Paul Staat et Johannes Tobisch ont présenté leurs conclusions au Symposium IEEE sur la sécurité et la confidentialité, qui s’est tenu aux États-Unis du 23 au 25 mai 2022. Les deux chercheurs font des doctorats au RUB et mènent des recherches à l’Institut Max Planck pour la sécurité et la confidentialité. à Bochum, dans l’équipe du professeur Christof Paar. Pour leurs recherches, ils coopèrent avec le Dr. Christian Zenger de la spin-off RUB PHYSEC.

Protection contre les ondes radio

Les données, en fin de compte, ne sont rien de plus que des courants électriques circulant entre différents composants informatiques via des chemins conducteurs. Un petit objet métallique, situé au bon endroit sur le matériel, peut suffire à accéder aux flux d’informations. Jusqu’à présent, seuls les composants individuels du système, tels qu’un élément de mémoire crucial ou un processeur, peuvent être protégés contre de telles manipulations. “Cela se fait généralement avec un type de feuille avec des fils fins dans lesquels le composant matériel est enveloppé”, explique Paul Staat. “Si la feuille est endommagée, une alarme se déclenche.”
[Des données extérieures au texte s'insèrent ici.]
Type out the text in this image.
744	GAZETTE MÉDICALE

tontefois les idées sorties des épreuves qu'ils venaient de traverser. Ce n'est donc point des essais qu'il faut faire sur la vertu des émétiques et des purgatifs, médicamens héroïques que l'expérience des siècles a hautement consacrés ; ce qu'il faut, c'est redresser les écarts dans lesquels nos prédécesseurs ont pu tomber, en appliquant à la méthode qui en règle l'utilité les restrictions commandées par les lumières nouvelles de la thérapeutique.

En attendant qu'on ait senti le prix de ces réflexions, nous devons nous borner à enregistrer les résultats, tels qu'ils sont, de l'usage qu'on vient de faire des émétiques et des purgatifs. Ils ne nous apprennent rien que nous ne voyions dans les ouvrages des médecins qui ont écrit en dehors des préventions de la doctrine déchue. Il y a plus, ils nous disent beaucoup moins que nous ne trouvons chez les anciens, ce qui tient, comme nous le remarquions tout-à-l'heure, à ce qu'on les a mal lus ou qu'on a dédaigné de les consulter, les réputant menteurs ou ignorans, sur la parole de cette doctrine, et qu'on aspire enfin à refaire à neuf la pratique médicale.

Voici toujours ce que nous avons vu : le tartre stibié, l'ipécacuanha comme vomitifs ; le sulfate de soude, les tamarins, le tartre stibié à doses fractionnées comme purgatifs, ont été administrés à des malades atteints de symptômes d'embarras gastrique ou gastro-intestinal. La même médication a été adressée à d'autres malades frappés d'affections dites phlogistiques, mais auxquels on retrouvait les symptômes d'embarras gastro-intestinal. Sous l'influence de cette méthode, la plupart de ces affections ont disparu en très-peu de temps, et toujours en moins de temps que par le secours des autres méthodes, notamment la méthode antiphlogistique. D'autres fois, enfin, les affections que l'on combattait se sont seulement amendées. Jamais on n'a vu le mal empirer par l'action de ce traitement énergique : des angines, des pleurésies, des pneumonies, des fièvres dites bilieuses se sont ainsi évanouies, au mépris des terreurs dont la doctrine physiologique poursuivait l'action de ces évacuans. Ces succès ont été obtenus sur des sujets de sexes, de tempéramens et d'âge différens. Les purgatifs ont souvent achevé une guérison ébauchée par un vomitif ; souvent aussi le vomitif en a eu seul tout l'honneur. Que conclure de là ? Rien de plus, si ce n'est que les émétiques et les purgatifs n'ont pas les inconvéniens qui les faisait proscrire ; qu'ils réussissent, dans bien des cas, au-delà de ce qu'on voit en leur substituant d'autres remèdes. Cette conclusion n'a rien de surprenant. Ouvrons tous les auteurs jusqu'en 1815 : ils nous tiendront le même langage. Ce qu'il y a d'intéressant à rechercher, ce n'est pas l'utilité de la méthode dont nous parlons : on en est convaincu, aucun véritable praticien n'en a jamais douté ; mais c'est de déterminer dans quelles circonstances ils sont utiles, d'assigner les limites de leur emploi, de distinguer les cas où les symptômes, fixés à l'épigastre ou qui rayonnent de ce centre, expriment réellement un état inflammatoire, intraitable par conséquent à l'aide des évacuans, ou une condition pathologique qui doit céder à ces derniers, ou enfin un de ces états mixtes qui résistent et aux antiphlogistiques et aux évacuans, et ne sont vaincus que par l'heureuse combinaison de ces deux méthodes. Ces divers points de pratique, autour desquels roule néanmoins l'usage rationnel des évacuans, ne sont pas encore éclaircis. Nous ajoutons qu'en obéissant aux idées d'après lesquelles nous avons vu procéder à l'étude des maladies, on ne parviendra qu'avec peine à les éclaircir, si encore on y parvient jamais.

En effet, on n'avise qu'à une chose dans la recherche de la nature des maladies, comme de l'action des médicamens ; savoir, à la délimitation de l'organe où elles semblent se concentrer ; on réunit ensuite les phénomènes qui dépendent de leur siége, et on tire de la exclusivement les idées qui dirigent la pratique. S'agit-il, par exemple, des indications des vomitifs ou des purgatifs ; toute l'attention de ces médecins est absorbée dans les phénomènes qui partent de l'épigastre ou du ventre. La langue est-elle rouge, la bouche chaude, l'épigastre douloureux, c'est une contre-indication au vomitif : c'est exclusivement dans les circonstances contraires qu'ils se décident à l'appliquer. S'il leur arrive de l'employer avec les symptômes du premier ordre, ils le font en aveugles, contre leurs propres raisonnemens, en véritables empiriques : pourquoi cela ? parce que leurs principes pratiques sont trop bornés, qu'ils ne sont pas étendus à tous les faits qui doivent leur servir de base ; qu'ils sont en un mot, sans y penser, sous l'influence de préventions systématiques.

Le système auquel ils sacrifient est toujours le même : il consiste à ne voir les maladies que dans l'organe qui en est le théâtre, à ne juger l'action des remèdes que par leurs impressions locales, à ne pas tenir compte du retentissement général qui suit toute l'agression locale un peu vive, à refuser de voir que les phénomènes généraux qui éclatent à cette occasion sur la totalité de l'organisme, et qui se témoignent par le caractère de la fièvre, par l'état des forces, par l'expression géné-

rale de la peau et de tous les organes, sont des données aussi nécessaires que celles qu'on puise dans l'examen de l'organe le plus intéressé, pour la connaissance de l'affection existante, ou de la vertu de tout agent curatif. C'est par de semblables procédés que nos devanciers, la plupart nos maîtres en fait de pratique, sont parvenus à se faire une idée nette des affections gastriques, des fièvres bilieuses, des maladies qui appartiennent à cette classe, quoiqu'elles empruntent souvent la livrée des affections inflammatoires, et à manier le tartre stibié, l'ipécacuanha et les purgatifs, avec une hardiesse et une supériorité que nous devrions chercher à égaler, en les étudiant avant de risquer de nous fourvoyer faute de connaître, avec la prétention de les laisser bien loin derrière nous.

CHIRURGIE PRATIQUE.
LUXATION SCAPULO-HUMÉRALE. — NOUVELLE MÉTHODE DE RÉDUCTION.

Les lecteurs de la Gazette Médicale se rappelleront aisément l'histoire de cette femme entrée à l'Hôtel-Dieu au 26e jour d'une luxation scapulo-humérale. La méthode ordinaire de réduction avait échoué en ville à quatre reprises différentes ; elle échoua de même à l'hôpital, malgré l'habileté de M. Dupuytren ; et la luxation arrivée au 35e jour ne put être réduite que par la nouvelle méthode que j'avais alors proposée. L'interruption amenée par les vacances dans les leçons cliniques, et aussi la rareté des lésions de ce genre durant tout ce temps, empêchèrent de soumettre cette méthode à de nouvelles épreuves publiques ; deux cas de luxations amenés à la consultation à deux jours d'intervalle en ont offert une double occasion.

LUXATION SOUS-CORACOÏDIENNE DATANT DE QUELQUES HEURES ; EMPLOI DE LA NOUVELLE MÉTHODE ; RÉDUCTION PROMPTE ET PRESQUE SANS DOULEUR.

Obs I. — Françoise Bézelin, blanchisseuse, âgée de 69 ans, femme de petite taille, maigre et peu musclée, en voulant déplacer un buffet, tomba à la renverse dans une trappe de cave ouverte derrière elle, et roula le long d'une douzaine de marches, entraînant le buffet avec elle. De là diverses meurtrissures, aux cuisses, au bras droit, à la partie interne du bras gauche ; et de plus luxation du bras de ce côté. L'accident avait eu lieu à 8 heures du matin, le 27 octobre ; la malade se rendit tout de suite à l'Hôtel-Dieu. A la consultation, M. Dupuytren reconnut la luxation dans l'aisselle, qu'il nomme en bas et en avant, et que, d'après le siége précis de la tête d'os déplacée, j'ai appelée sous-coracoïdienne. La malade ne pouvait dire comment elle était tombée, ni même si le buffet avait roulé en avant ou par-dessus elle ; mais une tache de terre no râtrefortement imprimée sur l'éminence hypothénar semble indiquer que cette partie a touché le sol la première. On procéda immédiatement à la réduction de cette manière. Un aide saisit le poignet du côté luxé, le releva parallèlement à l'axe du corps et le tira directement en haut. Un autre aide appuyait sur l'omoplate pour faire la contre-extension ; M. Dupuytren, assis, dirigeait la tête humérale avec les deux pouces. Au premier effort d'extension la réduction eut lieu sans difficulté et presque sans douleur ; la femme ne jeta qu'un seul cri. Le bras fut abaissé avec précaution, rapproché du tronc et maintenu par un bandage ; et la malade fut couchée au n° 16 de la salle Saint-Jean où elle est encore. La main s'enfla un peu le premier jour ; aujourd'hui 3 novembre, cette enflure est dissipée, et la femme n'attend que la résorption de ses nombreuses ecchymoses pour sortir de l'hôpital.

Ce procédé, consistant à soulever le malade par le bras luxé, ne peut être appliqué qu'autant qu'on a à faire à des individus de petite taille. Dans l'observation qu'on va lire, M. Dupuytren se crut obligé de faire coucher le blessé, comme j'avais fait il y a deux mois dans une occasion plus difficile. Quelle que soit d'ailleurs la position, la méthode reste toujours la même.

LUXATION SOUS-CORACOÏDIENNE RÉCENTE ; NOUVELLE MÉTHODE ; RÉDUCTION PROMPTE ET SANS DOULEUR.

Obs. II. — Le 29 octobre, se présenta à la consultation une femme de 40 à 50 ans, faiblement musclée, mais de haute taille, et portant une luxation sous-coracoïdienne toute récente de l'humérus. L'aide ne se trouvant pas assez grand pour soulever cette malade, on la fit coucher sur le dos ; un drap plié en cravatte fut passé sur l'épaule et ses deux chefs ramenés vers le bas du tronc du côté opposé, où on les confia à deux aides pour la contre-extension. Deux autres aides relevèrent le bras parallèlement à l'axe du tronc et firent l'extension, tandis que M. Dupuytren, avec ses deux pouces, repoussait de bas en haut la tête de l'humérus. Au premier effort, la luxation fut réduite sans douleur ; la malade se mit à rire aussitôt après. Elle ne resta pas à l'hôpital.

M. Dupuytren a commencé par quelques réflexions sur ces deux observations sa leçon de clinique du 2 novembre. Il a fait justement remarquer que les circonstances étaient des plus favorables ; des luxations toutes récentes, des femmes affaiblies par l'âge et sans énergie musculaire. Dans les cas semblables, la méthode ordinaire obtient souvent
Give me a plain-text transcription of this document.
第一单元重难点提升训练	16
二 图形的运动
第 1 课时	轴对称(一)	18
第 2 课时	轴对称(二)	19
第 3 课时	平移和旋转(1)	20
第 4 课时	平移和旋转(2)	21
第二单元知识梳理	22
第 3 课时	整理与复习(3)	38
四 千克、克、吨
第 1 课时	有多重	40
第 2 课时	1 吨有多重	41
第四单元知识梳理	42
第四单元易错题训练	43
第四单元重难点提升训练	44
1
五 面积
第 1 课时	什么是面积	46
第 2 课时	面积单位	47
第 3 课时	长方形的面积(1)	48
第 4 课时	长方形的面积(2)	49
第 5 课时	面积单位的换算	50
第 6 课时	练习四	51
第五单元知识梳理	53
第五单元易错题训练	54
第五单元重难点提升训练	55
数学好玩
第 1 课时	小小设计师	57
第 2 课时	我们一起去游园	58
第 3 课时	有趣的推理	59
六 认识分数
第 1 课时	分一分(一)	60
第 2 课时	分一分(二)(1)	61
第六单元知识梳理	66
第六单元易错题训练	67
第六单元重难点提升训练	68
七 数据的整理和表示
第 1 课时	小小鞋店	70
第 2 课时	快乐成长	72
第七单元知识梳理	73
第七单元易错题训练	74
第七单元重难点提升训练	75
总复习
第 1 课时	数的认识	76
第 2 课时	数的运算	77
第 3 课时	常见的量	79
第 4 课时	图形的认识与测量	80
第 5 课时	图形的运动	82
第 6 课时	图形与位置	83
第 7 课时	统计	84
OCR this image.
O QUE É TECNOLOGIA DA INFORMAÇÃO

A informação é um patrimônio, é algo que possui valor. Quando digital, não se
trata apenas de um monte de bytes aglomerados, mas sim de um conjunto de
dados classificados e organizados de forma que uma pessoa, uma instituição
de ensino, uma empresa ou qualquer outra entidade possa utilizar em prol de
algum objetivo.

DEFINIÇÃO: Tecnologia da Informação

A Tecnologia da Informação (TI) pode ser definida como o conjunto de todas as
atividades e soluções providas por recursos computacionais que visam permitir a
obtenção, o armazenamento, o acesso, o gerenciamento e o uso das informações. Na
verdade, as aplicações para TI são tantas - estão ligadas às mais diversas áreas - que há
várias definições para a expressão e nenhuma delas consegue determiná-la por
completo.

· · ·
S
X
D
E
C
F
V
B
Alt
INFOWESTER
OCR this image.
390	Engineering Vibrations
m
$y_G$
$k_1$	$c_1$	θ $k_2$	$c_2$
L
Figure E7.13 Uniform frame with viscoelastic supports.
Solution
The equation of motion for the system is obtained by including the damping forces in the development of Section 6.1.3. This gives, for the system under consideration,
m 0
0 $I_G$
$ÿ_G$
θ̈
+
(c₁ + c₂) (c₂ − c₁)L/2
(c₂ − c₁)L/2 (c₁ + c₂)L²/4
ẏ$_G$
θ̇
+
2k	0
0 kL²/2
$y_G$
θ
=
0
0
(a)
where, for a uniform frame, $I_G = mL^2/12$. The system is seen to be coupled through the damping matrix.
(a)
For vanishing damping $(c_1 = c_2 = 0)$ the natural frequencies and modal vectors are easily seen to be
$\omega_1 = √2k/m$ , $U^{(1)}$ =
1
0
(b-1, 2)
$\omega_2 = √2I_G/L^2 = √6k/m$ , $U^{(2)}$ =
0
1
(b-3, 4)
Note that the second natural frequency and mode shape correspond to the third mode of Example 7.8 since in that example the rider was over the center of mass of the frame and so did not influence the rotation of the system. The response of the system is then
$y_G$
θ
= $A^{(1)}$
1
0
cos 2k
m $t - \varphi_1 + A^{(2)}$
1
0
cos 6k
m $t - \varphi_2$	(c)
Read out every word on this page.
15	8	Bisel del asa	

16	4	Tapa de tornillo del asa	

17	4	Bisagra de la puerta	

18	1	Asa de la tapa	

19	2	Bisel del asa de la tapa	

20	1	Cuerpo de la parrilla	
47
La technologie des ondes radio de Bochum, cependant, peut être utilisée pour surveiller un système entier. Pour cela, les chercheurs installent deux antennes dans le système : un émetteur et un récepteur. L’émetteur envoie un signal radio spécial qui se propage dans tout le système et se reflète sur les murs et les composants de l’ordinateur. Toutes ces réflexions envoient au récepteur un signal aussi caractéristique du système qu’une empreinte digitale.

La technologie réagit aux moindres changements

De petites modifications du système suffisent pour avoir un effet notable sur l’empreinte digitale, comme l’a démontré l’équipe lors d’expériences. Des experts en informatique ont équipé un ordinateur conventionnel d’antennes radio et ont percé des trous dans son boîtier à intervalles réguliers. À travers ces trous, les chercheurs ont laissé une fine aiguille métallique pénétrer à l’intérieur du système et ont vu s’ils remarquaient le changement dans le signal radio. Au cours du processus, ils ont fait varier l’épaisseur, la position et la profondeur de pénétration de l’aiguille.

Avec l’ordinateur en marche, ils ont détecté de manière fiable la pénétration d’une aiguille de 0,3 millimètre d’épaisseur avec leur système à partir d’une profondeur de pénétration d’un centimètre. Le système a toujours détecté une aiguille de seulement 0,1 millimètre d’épaisseur – presque aussi épaisse qu’une mèche de cheveux – mais pas dans toutes les positions. “Plus l’aiguille est proche de l’antenne de réception, plus il est facile de la détecter”, explique Staat. “Ainsi, dans les applications pratiques, il est logique de bien réfléchir à l’endroit où vous placez les antennes”, ajoute Tobisch. degré de protection.”

Fondamentalement, la technologie convient à la fois aux applications de haute sécurité et aux problèmes quotidiens. La société informatique PHYSEC l’utilise déjà pour empêcher la manipulation non autorisée des composants critiques de l’infrastructure.

Origine de l’histoire :

Matériel fourni par Ruhr-Université de Bochum. Original écrit par Julia Weiler. Remarque : Le style et la durée du contenu peuvent être modifiés.